|Date:||September 20, 2017|
Sept. 20--After seeing his home underwater for three days, David Johnson was still thinking through how to recover the losses.
He was pretty sure his business partner insured the house near Jacksonville's Cedar River, but he didn't know with whom. He couldn't get details until the partner was released from the Clay County Jail, which didn't seem imminent.
So Johnson, 34, hunted for the insurer Tuesday at Florida's "insurance village," a traveling hub for information and post-hurricane insurance services that spent the day in Jacksonville.
About 30 companies and a dozen nonprofits and government agencies set up tables, tents and RVs outside the Prime Osborn Convention Center downtown.
They helped people fill out claims, answered questions about policies and generally tried to smooth over customer problems.
While some people handle everything about their insurance online, others still want a direct conversation, said Debbie Rowe, a territory sales manager for American Integrity Insurance.
And that's fine, Rowe said. Claims can be confusing and complicated for people who don't deal with them all the time, so she said being able to ask questions directly or check in person on how a claim is being handled helps ease a lot of concerns.

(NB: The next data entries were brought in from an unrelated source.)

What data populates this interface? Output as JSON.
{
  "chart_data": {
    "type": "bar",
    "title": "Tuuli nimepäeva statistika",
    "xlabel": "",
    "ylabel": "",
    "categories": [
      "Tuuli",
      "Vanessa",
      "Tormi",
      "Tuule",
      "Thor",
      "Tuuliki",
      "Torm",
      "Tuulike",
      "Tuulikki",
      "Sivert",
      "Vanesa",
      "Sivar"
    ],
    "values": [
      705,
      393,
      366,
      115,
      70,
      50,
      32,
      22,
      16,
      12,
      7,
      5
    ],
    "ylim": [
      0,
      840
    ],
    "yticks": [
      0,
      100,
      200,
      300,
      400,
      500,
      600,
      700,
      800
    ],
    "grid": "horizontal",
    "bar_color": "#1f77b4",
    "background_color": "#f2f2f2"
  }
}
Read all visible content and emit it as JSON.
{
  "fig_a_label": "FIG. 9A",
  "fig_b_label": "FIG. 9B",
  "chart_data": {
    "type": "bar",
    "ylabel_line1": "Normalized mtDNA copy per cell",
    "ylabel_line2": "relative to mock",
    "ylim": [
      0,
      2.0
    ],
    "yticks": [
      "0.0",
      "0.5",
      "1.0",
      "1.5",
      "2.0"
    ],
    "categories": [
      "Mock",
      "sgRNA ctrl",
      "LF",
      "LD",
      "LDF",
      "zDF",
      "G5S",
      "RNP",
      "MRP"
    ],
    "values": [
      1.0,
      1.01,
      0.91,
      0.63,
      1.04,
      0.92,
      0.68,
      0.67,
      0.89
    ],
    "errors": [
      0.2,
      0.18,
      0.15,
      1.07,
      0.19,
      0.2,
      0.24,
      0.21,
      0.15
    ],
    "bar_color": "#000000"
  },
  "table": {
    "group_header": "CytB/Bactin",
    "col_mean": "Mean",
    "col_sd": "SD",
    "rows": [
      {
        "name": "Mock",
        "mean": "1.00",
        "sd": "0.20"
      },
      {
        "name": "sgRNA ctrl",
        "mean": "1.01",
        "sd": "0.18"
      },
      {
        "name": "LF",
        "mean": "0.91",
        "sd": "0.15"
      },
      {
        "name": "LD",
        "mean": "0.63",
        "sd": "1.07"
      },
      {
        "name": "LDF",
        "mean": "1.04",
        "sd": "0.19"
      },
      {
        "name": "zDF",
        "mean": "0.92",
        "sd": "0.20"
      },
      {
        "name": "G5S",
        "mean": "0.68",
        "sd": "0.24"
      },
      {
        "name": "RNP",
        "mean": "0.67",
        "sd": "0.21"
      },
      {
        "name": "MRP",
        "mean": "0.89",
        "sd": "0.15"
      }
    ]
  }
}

Donna Diley wanted some guidance before filing a claim about her roof damage.
The 59-year-old Jacksonville woman said up-front the roof didn't look that bad, so she wanted to understand what her State Farm policy did and didn't cover. She was encouraged to get a contractor's estimate on repairs, so she could understand how much she'd pay out-of-pocket for the deductible before deciding whether to file a claim.
People who thought their insurance company had done something crooked could walk across the cluster of tables and complain at the table used by Florida's Department of Financial Services, which regulates insurers.
State Chief Financial Officer Jimmy Patronis and U.S. Sen. Marco Rubio have co-hosted the insurance sessions, which were held in St. Augustine Monday and continue Wednesday in Naples.
The biggest problem Tuesday might have been that the post-disaster roadshow didn't have many customers on hand, with insurance workers easily outnumbering ordinary consumers.
A bigger waiting list quickly developed inside the convention center, where Federal Emergency Management Agency staff were handling applications for disaster help.